ReplyDeleteWe just had a big purge and garage sale (as you know)! We're pretty good about keeping extraneous clothes out of the house, but everything else was bad. Decor items are my Achilles heel, Nate hoards boxes that electronics came in, we had a mysterious amount of magazines... Things are in good shape now and I'm going to keep it this way, dammit! My new rule might be one thing in, one thing out. Or at least have an actual plan for whatever new thing I bring home.
ReplyDeleteThis. We are currently in the process of getting rid of some larger furniture pieces that just don't fit in our small apartment. Because of this I'm in total Get Rid of Things Mode. We are also currently obsessed with Tiny Houses, which helps inspire us to cut down on things. :)
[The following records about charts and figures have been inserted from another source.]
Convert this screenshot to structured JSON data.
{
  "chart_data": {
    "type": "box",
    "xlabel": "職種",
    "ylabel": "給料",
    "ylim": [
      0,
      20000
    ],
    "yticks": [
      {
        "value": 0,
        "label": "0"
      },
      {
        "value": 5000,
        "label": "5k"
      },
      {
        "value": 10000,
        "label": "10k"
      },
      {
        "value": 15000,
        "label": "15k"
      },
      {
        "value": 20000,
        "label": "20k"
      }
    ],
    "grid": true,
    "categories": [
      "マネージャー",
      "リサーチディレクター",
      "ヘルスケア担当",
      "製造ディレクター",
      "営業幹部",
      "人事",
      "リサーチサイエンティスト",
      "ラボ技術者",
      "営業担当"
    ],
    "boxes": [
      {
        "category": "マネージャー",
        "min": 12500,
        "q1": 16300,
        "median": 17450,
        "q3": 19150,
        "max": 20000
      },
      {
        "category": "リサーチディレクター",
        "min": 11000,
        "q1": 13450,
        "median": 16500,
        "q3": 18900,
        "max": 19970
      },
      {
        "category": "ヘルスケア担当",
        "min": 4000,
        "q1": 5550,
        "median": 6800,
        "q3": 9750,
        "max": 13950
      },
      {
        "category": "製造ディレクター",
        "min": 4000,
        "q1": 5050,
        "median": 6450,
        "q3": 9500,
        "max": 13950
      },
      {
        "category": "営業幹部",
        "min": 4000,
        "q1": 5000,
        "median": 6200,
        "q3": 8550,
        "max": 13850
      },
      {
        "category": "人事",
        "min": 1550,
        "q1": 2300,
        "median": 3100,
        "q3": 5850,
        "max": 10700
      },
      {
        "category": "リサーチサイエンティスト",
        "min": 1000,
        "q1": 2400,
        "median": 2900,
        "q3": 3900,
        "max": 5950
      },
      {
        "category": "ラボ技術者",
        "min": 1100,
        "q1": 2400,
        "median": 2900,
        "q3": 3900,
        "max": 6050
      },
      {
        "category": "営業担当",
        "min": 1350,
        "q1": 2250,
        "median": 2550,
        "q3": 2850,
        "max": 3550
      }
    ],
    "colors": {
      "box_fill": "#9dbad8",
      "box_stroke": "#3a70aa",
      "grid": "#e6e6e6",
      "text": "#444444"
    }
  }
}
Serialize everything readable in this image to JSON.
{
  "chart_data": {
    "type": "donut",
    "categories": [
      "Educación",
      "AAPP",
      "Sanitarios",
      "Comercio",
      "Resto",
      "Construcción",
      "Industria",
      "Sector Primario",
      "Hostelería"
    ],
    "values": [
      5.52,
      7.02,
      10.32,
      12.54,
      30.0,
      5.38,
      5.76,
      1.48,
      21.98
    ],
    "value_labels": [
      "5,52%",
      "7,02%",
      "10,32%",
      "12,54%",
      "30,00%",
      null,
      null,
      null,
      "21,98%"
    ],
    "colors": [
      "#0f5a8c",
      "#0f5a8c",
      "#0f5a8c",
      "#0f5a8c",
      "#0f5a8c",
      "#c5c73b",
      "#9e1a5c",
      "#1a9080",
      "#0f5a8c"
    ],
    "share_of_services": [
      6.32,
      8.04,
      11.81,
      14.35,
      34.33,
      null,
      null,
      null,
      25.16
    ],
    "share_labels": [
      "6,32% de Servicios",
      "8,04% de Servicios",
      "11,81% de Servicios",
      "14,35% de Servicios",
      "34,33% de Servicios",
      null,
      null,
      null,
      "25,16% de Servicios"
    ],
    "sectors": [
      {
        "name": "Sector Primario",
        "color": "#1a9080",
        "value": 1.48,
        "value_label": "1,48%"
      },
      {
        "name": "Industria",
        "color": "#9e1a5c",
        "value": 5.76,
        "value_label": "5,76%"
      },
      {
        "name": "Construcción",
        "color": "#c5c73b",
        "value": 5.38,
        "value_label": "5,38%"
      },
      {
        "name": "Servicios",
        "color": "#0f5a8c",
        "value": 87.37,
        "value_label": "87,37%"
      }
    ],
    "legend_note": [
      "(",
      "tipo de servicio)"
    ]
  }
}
ReplyDeleteTiny Houses are so cool! I don't know how we'd live in one at the moment, but I love the idea. Getting rid of things feels so good, though. I need to start doing more before it gets too cold for me to be motivated!
ReplyDeleteSome of those tv shows are scary! At one point I was watching Hoarders and it was freaking me out. There was just so much stuff to get rid of, JUNK!, and they just couldn't. SO sad.
ReplyDeleteWe finally had to go through and get rid of a ton of the boxes. We had so many when we moved. We figure if we ever have to move again, we'll just have to find more boxes!
ReplyDeleteI hate having stuff that doesn't have a place, and we lived like that for so long while we were fixing up the house. Stuff was in the wrong room, etc. and it was driving me crazy. Now the problem is new stuff brought in, and the overabundance of toys, and so on. I think I'll make a run to the dump today and get rid of a few more things, like the "gifted to us" sled we've never used.
ReplyDeleteI had to laugh about the electronics box hoarding because there is a similar thing at our house. Andrew keeps all the manuals for EVERYTHING. I came across a ginormous box of manuals that included a manual for a CD Walkman and a Nintendo 64 that we're long dead and gone before we ever moved to Baltimore...haha!
ReplyDeleteYes to all. We moved last year from a house that was almost 700 square feet bigger than our current house, and had an additional 1500 square feet of basement space for us to fill up with all the stuff we didn't really need but didn't have time or feel like sorting through to get rid of. This past year, we have - thanks to Goodwill, the Salvation Army, and Craig's List - gotten rid of SO much stuff, it just boggles my mind that we're still kind of feeling overrun with...stuff.
ReplyDeleteI try to go through it pretty regularly and meticulously, with the goal that I minimize sending things to the landfill. Everything that can go to Goodwill does. I re-style old t-shirts with my sewing machine and make new things out of old. Instead of buying something at the store, we usually try to hit a salvage store or Re-Store for materials and make it. Books go to a used book seller. So it definitely takes time, far more than if I could just take the stacks of stuff and throw them out of the house, but I think it's a worthwhile process.
I love your point about reusing and recycling old things. We are starting to do the same- taking the kids' old clothes to the consignment shop, dropping books and things we don't need at the exchange at the dump. We don't buy books or movies at all and we try to maximize what's in our closets while getting rid of the old and ill-fitting. But we still have stuff too- it just seems to multiply and it's an ever-happening task to contain it.